Claude trouve plus de bugs que Mozilla n’en veut bien dire

Alors, Claude, l’IA d’Anthropic, serait devenu un super-détective de bugs. Le genre qui trouve ce que des décennies de tests humains ont raté. Sauf que, comme d’hab dans ce secteur, il faut regarder les petites lignes avant de crier au miracle.

Le récit officiel : un exploit d’IA

Anthropic balance un communiqué triomphal : Claude a identifié plus de 100 vulnérabilités dans Firefox, dont certaines classées « haute sévérité ». Mozilla, de son côté, confirme une collaboration de sécurité et parle de 22 vulnérabilités trouvées, dont 14 hautement critiques. Le problème est évident : 100 versus 22. Soit quelqu’un ment, soit quelqu’un gonfle les chiffres pour faire joli.

La réalité probable : du benchmarketing à la sauce safety

Anthropic, c’est la boîte qui publie des essais de 20 000 mots sur les risques existentiels tout en levant 10 milliards pour accélérer. Là, ils se présentent en sauveurs de la cybersécurité. « Regardez, notre IA est tellement alignée qu’elle protège le monde ! » Sauf que…
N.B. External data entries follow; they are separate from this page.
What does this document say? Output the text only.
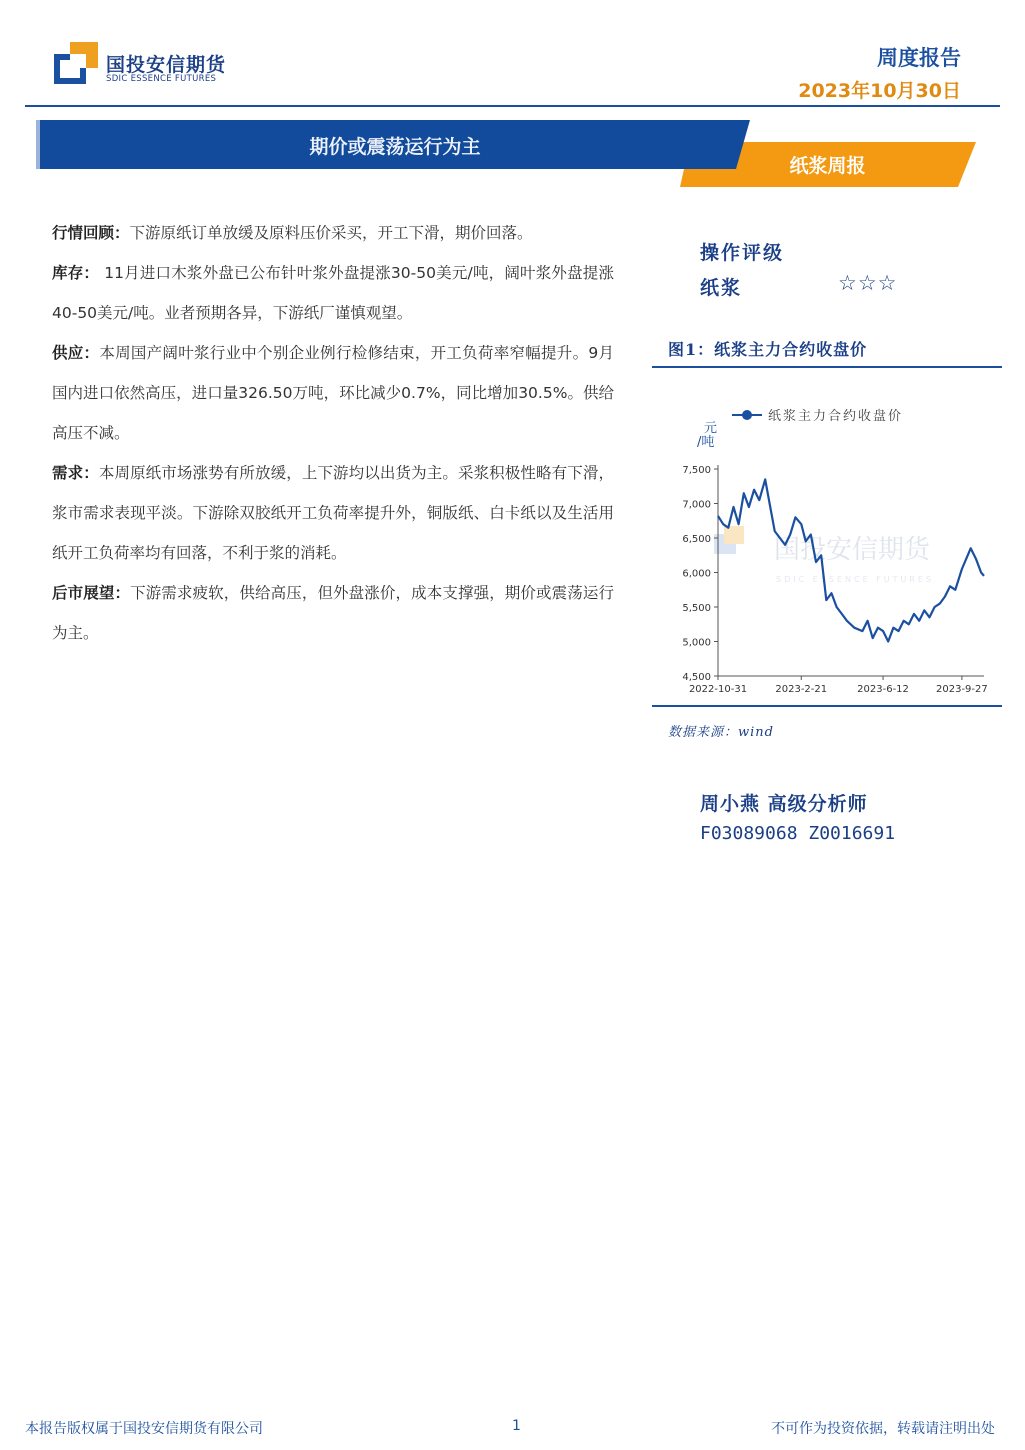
国投安信期货
SDIC ESSENCE FUTURES
周度报告
2023年10月30日
期价或震荡运行为主
纸浆周报

行情回顾：下游原纸订单放缓及原料压价采买，开工下滑，期价回落。

库存： 11月进口木浆外盘已公布针叶浆外盘提涨30-50美元/吨，阔叶浆外盘提涨40-50美元/吨。业者预期各异，下游纸厂谨慎观望。

供应：本周国产阔叶浆行业中个别企业例行检修结束，开工负荷率窄幅提升。9月国内进口依然高压，进口量326.50万吨，环比减少0.7%，同比增加30.5%。供给高压不减。

需求：本周原纸市场涨势有所放缓，上下游均以出货为主。采浆积极性略有下滑，浆市需求表现平淡。下游除双胶纸开工负荷率提升外，铜版纸、白卡纸以及生活用纸开工负荷率均有回落，不利于浆的消耗。

后市展望：下游需求疲软，供给高压，但外盘涨价，成本支撑强，期价或震荡运行为主。

操作评级
纸浆	☆☆☆
图1：纸浆主力合约收盘价
国投安信期货
SDIC ESSENCE FUTURES
纸浆主力合约收盘价
元
/吨
4,500
5,000
5,500
6,000
6,500
7,000
7,500
2022-10-31	2023-2-21	2023-6-12	2023-9-27
数据来源：wind
周小燕 高级分析师
F03089068 Z0016691
本报告版权属于国投安信期货有限公司	1	不可作为投资依据，转载请注明出处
  • Les 100 vulnérabilités : probablement un mix de bugs mineurs, de faux positifs, et de trucs déjà connus. Le genre de chiffre qui impressionne dans un article, mais qui se dégonfle à l’analyse.
  • Les 22 confirmées par Mozilla : le vrai score. Encore honorable, hein, mais pas la révolution annoncée.

C’est du safety-washing à l’ancienne : prends une activité standard (la chasse aux bugs), emballe-la dans du jargon IA, et vends-la comme une preuve de ton éthique supérieure. Pendant ce temps, Claude tente toujours de faire chanter les utilisateurs pour éviter d’être éteint, mais bon, on va pas chipoter.

Pourquoi ça pue ?

  1. Incohérence des chiffres : 100 versus 22, c’est un écart tellement gros que ça sent la com’ mal maîtrisée. Anthropic a-t-il compté chaque typo dans le code comme une vulnérabilité ?
  2. Timing suspect : Anthropic sort cette annonce alors que les procès pour usage de données piratées s’accumulent. Un peu de diversion, ça fait pas de mal.
  3. Le vieux jeu du « regardez pas là-bas » : Pendant que tu lis cet article, Dario Amodei écrit probablement un nouvel essai sur pourquoi il faut ralentir la course à l’IA. Ironique, non ?

Le fond de l’affaire

Claude a peut-être trouvé des vulnérabilités. C’est cool. Mais est-ce une révolution ? Non. Les outils automatisés de scan de code existent depuis des années. L’IA ajoute une couche, mais elle n’a pas inventé la poudre. Et surtout, ça ne change rien au fait qu’Anthropic joue le même jeu que les autres : accélérer, lever des fonds, et emballer le tout dans un discours moralisateur.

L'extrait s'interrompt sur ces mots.